Düğün yok.
Toplantı yok.
Eğlence yok.
Merasim yok.
Açılış yok.
Tantana yok.
Gürültü yok.
Hatta cenaze evine taziye bile yok.
 
Çiçeği koparan yok.
Ağacı yerinden söken yok.
Gölü kurutan yok.
Toprağa beton döken yok.
Avcılık yok.
Kediyi bile kovalayan yok.
 
Yüzünüze yalan söyleyen yok.
Ardınızdan entrika çevirecek yok.
Hırs yok.
Kötülük yok.
 
Bir nebze de olsa bomba atan yok.
Trafik kazası yok.
Uçak kazası yok.
Çatışma yok.
Kavga yok.
 
Pislik yok.
Kir yok.
Yere çöp atan yok.
 
İnsan eliyle sınırsızca, şuursuzca ve hadsizce gezegene zarar veren hiç bir şey yok!

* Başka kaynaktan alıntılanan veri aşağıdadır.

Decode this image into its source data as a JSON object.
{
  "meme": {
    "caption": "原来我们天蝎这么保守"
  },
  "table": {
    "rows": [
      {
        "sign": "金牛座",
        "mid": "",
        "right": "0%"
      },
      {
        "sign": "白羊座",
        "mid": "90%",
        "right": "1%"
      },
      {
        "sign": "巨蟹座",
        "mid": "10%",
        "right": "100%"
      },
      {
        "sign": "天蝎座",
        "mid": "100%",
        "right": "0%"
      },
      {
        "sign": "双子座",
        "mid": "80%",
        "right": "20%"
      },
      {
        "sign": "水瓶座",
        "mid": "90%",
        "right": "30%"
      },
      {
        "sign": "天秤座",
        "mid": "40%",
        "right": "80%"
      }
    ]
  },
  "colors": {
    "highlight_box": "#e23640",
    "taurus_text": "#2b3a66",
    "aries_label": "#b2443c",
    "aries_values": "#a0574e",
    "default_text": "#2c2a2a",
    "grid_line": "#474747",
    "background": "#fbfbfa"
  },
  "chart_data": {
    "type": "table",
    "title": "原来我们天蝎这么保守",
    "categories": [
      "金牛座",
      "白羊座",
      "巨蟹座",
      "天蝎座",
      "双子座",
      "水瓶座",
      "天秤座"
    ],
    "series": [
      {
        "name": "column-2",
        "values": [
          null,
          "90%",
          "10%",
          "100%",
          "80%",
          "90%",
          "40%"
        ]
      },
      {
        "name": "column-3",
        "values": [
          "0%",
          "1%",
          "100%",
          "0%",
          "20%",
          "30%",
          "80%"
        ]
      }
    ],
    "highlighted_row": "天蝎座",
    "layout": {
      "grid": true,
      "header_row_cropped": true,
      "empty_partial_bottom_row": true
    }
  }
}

İnsan düştü can derdine, Gezegen kafasını dinliyor.
 
***************
Gördüm ki; insanların aciziyetlerinden, iyi kalplerinden ya da düşkünlüklerinden yararlanarak, dini kullanarak, kendi varlıklarına büyük anlamlar yükleyen, kendilerine sığınan masum insanların sırtından korkunç servetler edinen, bilimi öteleyip, insanları yozluğa, yobazlığa yönlendiren, hatta “ kızlarınızı okutmayın!” Diyerek fetvalar veren yeryüzünün bütün hahamları, papazları, hocaları, şıhları, şeyhleri toplansalar -tek bir aşı- bile etmiyorlar.
Kısacası; Yaratan ile aranıza aracı koymayın.
O zaten sizi duyuyor.
 
****************
 
Nihayetinde üretimin öneminin anlaşıldığı bu zor günlerde, yapılacak çok fazla şeyin olması içimde       tükenmek bilmeyen umuttan mıdır nedendir bilmiyorum ama beni heyecanlandırıyor. Özellikle de gençleri düşündüğümde, onlar için yapılacak şeylerin olduğunu gördüğümde içim kıpır kıpır oluyor.
Onların hak ettikleri huzur dolu bir dünya içinde yaşamalarını istiyorum.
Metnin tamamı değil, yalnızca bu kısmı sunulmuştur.